Autre points communs des deux favoris : la nécessaire adaptation au numérique de la chronologie des médias, c'est-à-dire le calendrier de sortie des films sur les différents supports, après leur sortie en salle, appelée de ses v?ux par la SACD, et la réforme du spectacle vivant. Le candidat UMP va même plus loin en appelant à création d'un « compte de soutien » spécifique qui passerait par un prélèvement sur plus gros diffuseurs de spectacles.

Du côté de la musique, Nicolas Sarkozy a gravé dans le marbre de la loi de finances  2012 le financement du Centre national de la musique par une taxe sur les fournisseurs d'accès Internet. François Hollande souhaite étendre ce nouvel organisme « au-delà de la musique enregistrée ».

Le numérique, oublié des débats

En faisant ces propositions, François Hollande et Nicolas Sarkozy se sont adressés au petit monde de la culture, plus qu'au grand public. Le numérique, considéré comme un secteur fortement pourvoyeur d'emplois, finira-t-il par être publiquement évoqué ? L'entourage des candidats l'assure. « Le débat public s'est concentré sur la culture, mais François Hollande a totalement intégré que la néo-industrialisation passait par le numérique », assure Fleur Pellerin, qui travaille sur les réformes qui pourraient être menées en cas de victoire de la gauche, comme le financement du très haut débit, le crédit d'impôt recherche, le développement d'un éco-système plus favorable au start up, et la réforme des investissements d'avenir. Au sein du QG de l'UMP, Nicolas Princen, le conseiller du président, indique aussi que Nicolas Sarkozy allait recevoir certains acteurs, comme le Conseil national du numérique (CNN), l'instance qu'il a créé il y a un an.

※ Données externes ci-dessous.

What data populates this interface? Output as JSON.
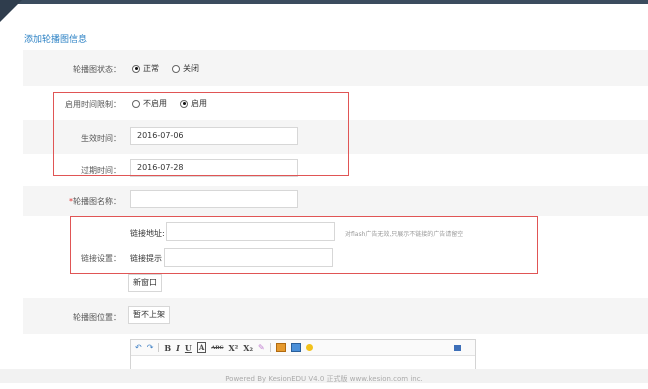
{
  "section_title": "添加轮播图信息",
  "status": {
    "label": "轮播图状态：",
    "options": [
      "正常",
      "关闭"
    ],
    "selected": "正常"
  },
  "time_limit": {
    "label": "启用时间限制：",
    "options": [
      "不启用",
      "启用"
    ],
    "selected": "启用"
  },
  "start_time": {
    "label": "生效时间：",
    "value": "2016-07-06"
  },
  "end_time": {
    "label": "过期时间：",
    "value": "2016-07-28"
  },
  "name": {
    "required_mark": "*",
    "label": "轮播图名称：",
    "value": ""
  },
  "link": {
    "group_label": "链接设置：",
    "address_label": "链接地址:",
    "address_value": "",
    "hint": "对flash广告无效,只展示不链接的广告请留空",
    "tip_label": "链接提示",
    "tip_value": "",
    "target": "新窗口"
  },
  "position": {
    "label": "轮播图位置：",
    "value": "暂不上架"
  },
  "editor": {
    "toolbar": [
      "undo-icon",
      "redo-icon",
      "B",
      "I",
      "U",
      "A",
      "ABC",
      "X²",
      "X₂",
      "eraser-icon",
      "image-icon",
      "flash-icon",
      "emoji-icon",
      "fullscreen-icon"
    ]
  },
  "footer": "Powered By KesionEDU V4.0 正式版 www.kesion.com inc."
}
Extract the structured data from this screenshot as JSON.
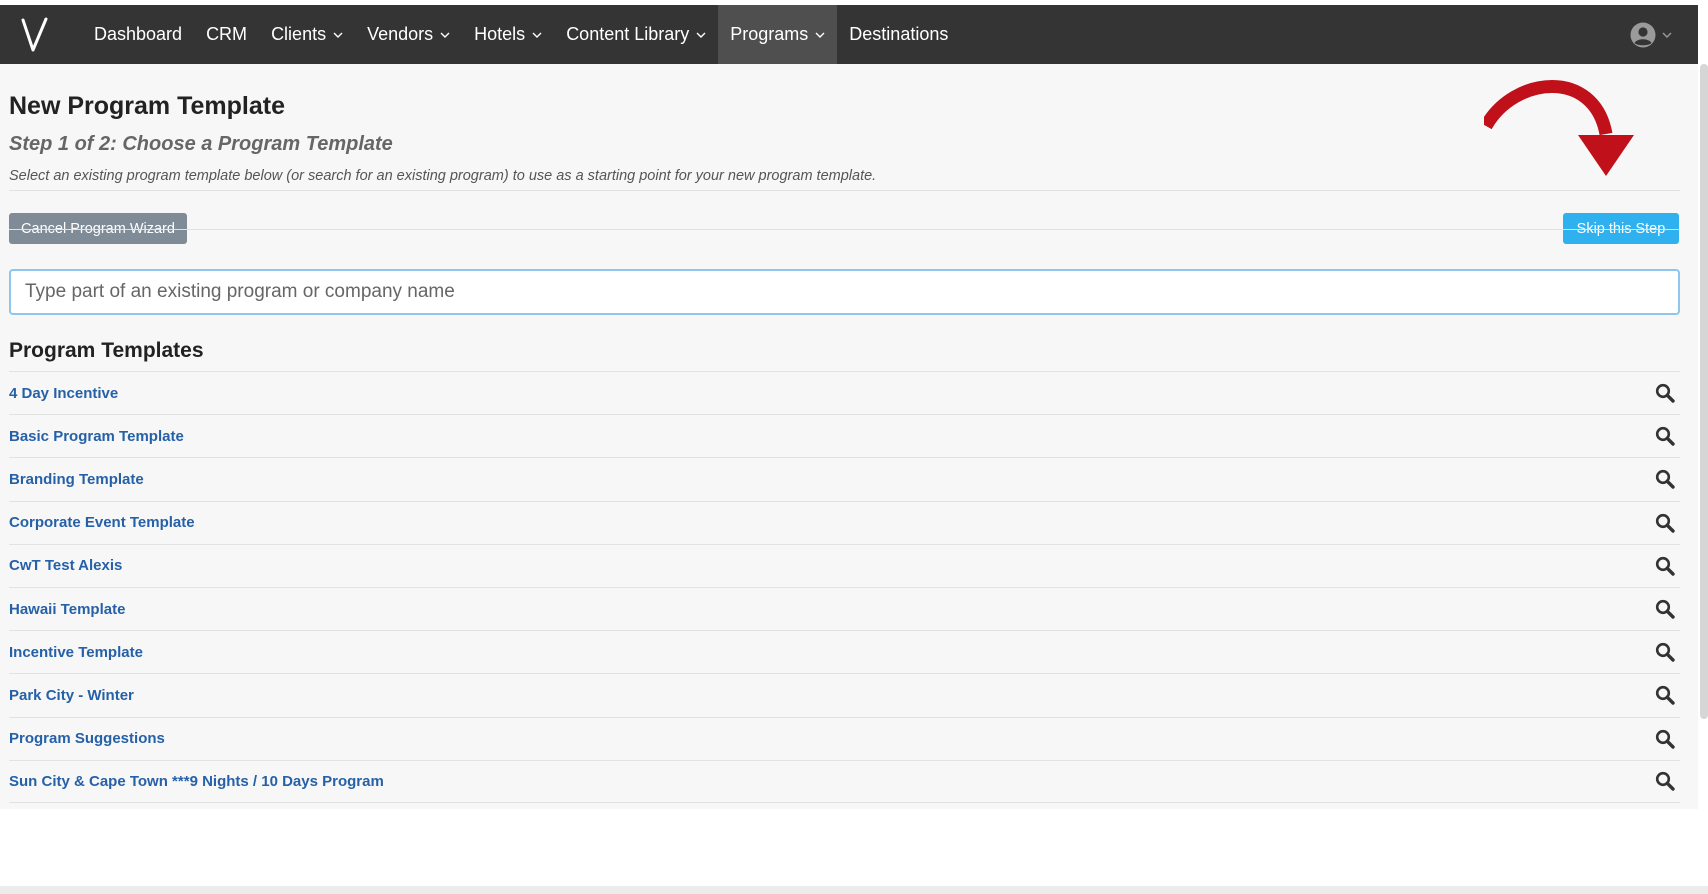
{
  "nav": {
    "brand": "V",
    "items": [
      {
        "label": "Dashboard",
        "dropdown": false,
        "active": false
      },
      {
        "label": "CRM",
        "dropdown": false,
        "active": false
      },
      {
        "label": "Clients",
        "dropdown": true,
        "active": false
      },
      {
        "label": "Vendors",
        "dropdown": true,
        "active": false
      },
      {
        "label": "Hotels",
        "dropdown": true,
        "active": false
      },
      {
        "label": "Content Library",
        "dropdown": true,
        "active": false
      },
      {
        "label": "Programs",
        "dropdown": true,
        "active": true
      },
      {
        "label": "Destinations",
        "dropdown": false,
        "active": false
      }
    ],
    "user_icon": "user-circle-icon"
  },
  "page": {
    "title": "New Program Template",
    "subtitle": "Step 1 of 2: Choose a Program Template",
    "description": "Select an existing program template below (or search for an existing program) to use as a starting point for your new program template."
  },
  "actions": {
    "cancel_label": "Cancel Program Wizard",
    "skip_label": "Skip this Step"
  },
  "search": {
    "placeholder": "Type part of an existing program or company name",
    "value": ""
  },
  "templates": {
    "heading": "Program Templates",
    "items": [
      "4 Day Incentive",
      "Basic Program Template",
      "Branding Template",
      "Corporate Event Template",
      "CwT Test Alexis",
      "Hawaii Template",
      "Incentive Template",
      "Park City - Winter",
      "Program Suggestions",
      "Sun City & Cape Town ***9 Nights / 10 Days Program"
    ],
    "row_icon": "magnifier-icon"
  },
  "colors": {
    "navbar": "#343434",
    "nav_active": "#4f4f4f",
    "link": "#2661a8",
    "cancel_button": "#7f8b97",
    "skip_button": "#2fb1f0",
    "annotation_arrow": "#c0101a"
  }
}
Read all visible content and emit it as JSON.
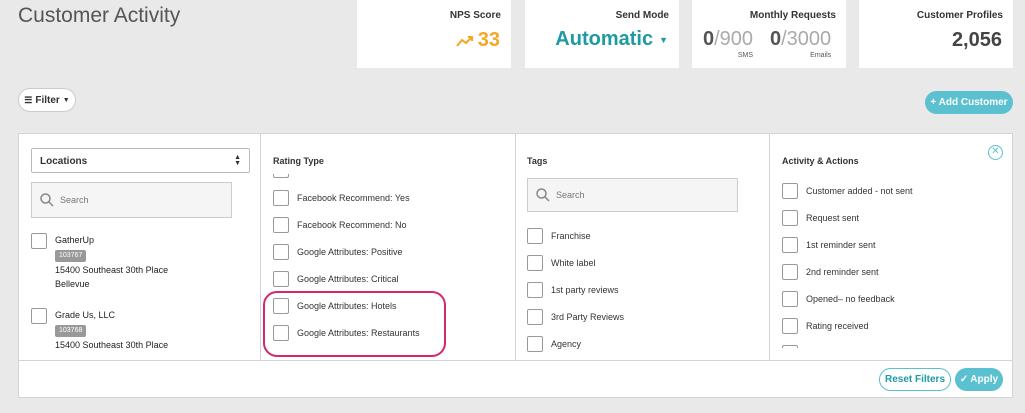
{
  "page": {
    "title": "Customer Activity"
  },
  "stats": {
    "nps": {
      "label": "NPS Score",
      "value": "33",
      "color": "#f5a623"
    },
    "send_mode": {
      "label": "Send Mode",
      "value": "Automatic",
      "color": "#1e9aa3"
    },
    "monthly_requests": {
      "label": "Monthly Requests",
      "sms": {
        "used": "0",
        "limit": "/900",
        "sub": "SMS"
      },
      "emails": {
        "used": "0",
        "limit": "/3000",
        "sub": "Emails"
      }
    },
    "profiles": {
      "label": "Customer Profiles",
      "value": "2,056"
    }
  },
  "toolbar": {
    "filter_label": "Filter",
    "add_customer_label": "+ Add Customer"
  },
  "filters": {
    "locations": {
      "select_value": "Locations",
      "search_placeholder": "Search",
      "items": [
        {
          "name": "GatherUp",
          "id": "103767",
          "address": "15400 Southeast 30th Place",
          "city": "Bellevue"
        },
        {
          "name": "Grade Us, LLC",
          "id": "103768",
          "address": "15400 Southeast 30th Place"
        }
      ]
    },
    "rating_type": {
      "title": "Rating Type",
      "options": [
        "Facebook Recommend: Yes",
        "Facebook Recommend: No",
        "Google Attributes: Positive",
        "Google Attributes: Critical",
        "Google Attributes: Hotels",
        "Google Attributes: Restaurants"
      ]
    },
    "tags": {
      "title": "Tags",
      "search_placeholder": "Search",
      "options": [
        "Franchise",
        "White label",
        "1st party reviews",
        "3rd Party Reviews",
        "Agency"
      ]
    },
    "activity": {
      "title": "Activity & Actions",
      "options": [
        "Customer added - not sent",
        "Request sent",
        "1st reminder sent",
        "2nd reminder sent",
        "Opened– no feedback",
        "Rating received"
      ]
    }
  },
  "footer": {
    "reset_label": "Reset Filters",
    "apply_label": "Apply"
  },
  "colors": {
    "accent": "#5bc0cf",
    "highlight": "#d1286f"
  }
}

Pourtant, ni François Hollande ni Nicolas Sarkozy n'ont encore fixé de rendez-vous au CNN. Le conseil a écrit aux principaux candidats en février dernier à rencontrer les principaux candidats afin « d'échanger sur les enjeux que représentent pour la France sa croissance et ses emplois, la question de l'économie numérique ». Seul François Bayrou, qui a exprimé publiquement de grandes orientations sur « le financement de l'innovation, l'e-learning, les données publiques », rencontrera ses membres le 4 avril prochain. Pourtant, il n'y pas si longtemps, Nicolas Sarkozy, qui a créé le CNN, organisé l'eG8, le grand raout de l'Internet qui s'est tenu à Paris l'an passé, et a inauguré le nouveau siège de Google, semblait avoir mis le numérique au premier rang de ses priorités.